The first of the two published studies was led by Bastian and cancer geneticist Dr. Hunter Shain, also of UCSF. The team worked with a dataset of surgically removed tissue samples from 82 melanoma patients, which featured samples of both the tumors and the moles the cancer originated from. Some patient samples also included matched samples of metastatic tumors and the primary melanomas in the skin that produced the metastatic cells. All told, the dataset provided the team with 230 tissue samples.
Tumor DNA and RNA was sequenced to look for gene mutations at different stages of the cancer and how the mutations were reflected by gene activity, as noted in press release penned by USCF Senior Public Information Representative Nicholas Weiller.
The key fact of note, according to the first paper—titled “Genomic and Transcriptomic Analysis Reveals Incremental Disruption of Key Signaling Pathways during Melanoma Evolution”—is that the process of benign skin moles going cancerous is indeed a multifaceted process. As reported in the abstract, “Somatic alterations sequentially induced mitogen-activated protein kinase (MAPK) pathway activation, upregulation of telomerase, modulation of the chromatin landscape, G1/S checkpoint override, ramp-up of MAPK signaling, disruption of the p53 pathway, and activation of the PI3K pathway; no mutations were specifically associated with metastatic progression, as these pathways were perturbed during the evolution of primary melanomas. UV radiation-induced point mutations steadily increased until melanoma invasion, at which point copy-number alterations also became prevalent.”
Of these changes, mutations in the SWI/SNF gene cohort were a consistent culprit with regards to cells turning malignant, which could point to a possible biomarker.
According to Shain, “The field has a tendency to oversimplify how cancers evolve, as if there were just a switch that gets flipped on. Now we see that this pathway is turned on just a little early on, then ramped up over the course of tumor evolution. We think this may allow cancers to avoid cellular alarm bells until enough genetic changes have accumulated that the alarms no longer function.”
The second study, “Bi-allelic Loss of CDKN2A Initiates Melanoma Invasion via BRN2 Activation,” was led by Dr. Robert Judson, a UCSF melanoma geneticist. In this work, CRISPR/Cas9 was used to recreate melanoma's evolution by inserting the sequence of mutations noted in the first study into healthy human skin cells, per Weiller's press release.

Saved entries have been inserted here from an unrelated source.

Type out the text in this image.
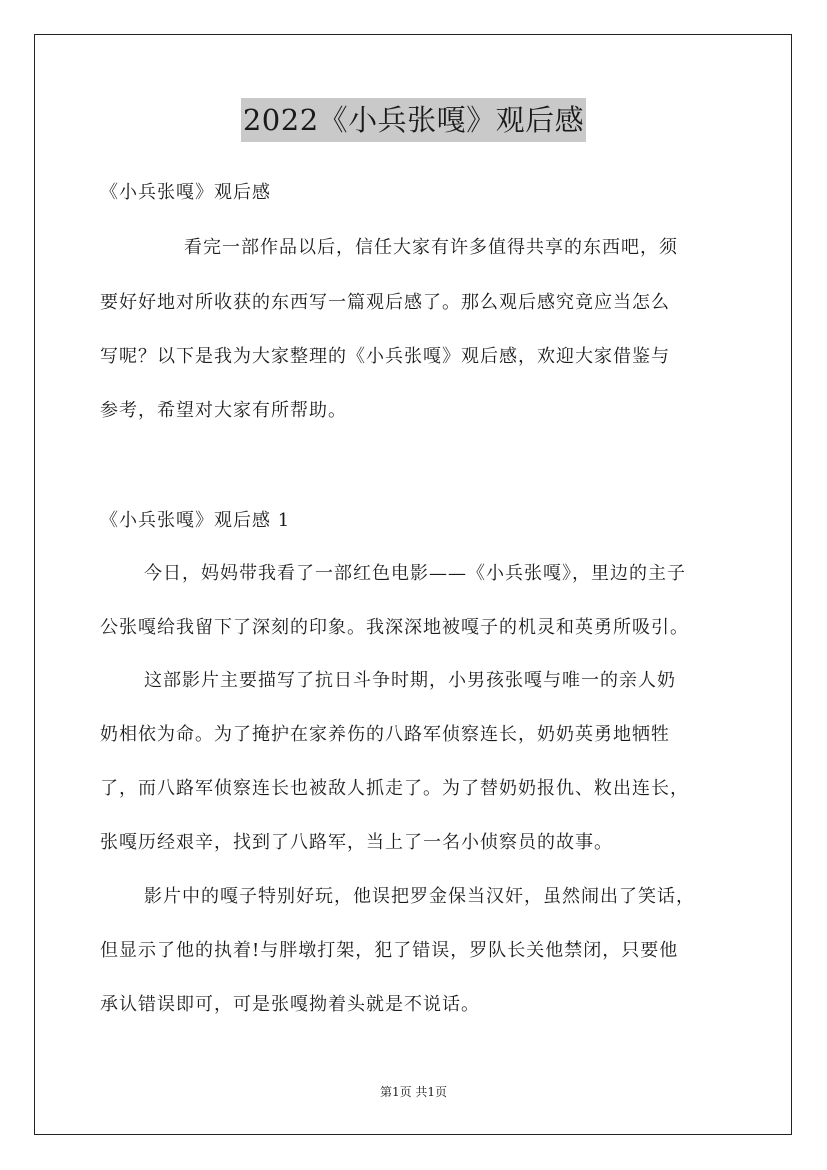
2022《小兵张嘎》观后感
《小兵张嘎》观后感
看完一部作品以后，信任大家有许多值得共享的东西吧，须
要好好地对所收获的东西写一篇观后感了。那么观后感究竟应当怎么
写呢？以下是我为大家整理的《小兵张嘎》观后感，欢迎大家借鉴与
参考，希望对大家有所帮助。
《小兵张嘎》观后感 1
今日，妈妈带我看了一部红色电影——《小兵张嘎》，里边的主子
公张嘎给我留下了深刻的印象。我深深地被嘎子的机灵和英勇所吸引。
这部影片主要描写了抗日斗争时期，小男孩张嘎与唯一的亲人奶
奶相依为命。为了掩护在家养伤的八路军侦察连长，奶奶英勇地牺牲
了，而八路军侦察连长也被敌人抓走了。为了替奶奶报仇、敉出连长，
张嘎历经艰辛，找到了八路军，当上了一名小侦察员的故事。
影片中的嘎子特别好玩，他误把罗金保当汉奸，虽然闹出了笑话，
但显示了他的执着!与胖墩打架，犯了错误，罗队长关他禁闭，只要他
承认错误即可，可是张嘎拗着头就是不说话。
第1页 共1页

While it had been known that losing the CDKN2A tumor suppressor often results in the spread of melanoma, the authors noted in their abstract, the exact mechanism of action behind this had not been identified. As per the authors, with the edited skin cells, “[W]e discovered that a lineage-restricted transcription factor, BRN2, is downstream of CDKN2A and directly regulated by E2F1. In a cohort of melanocytic tumors that capture distinct progression stages, we observed that CDKN2A loss coincides with both the onset of invasive behavior and increased BRN2 expression. Loss of the CDKN2A protein product p16INK4A permitted metastatic dissemination of human melanoma lines in mice, a phenotype rescued by inhibition of BRN2. These results demonstrate a mechanism by which CDKN2A suppresses the initiation of melanoma invasion through inhibition of BRN2.”
“Previous studies have typically used cell lines derived from advanced-stage cancers, where there is so much going wrong at the genetic level that it’s hard to know what’s causing what,” Judson commented in a press release. “Here we’re looking at otherwise healthy skin cells with specific mutations engineered in. It’s much clearer what each mutation does.”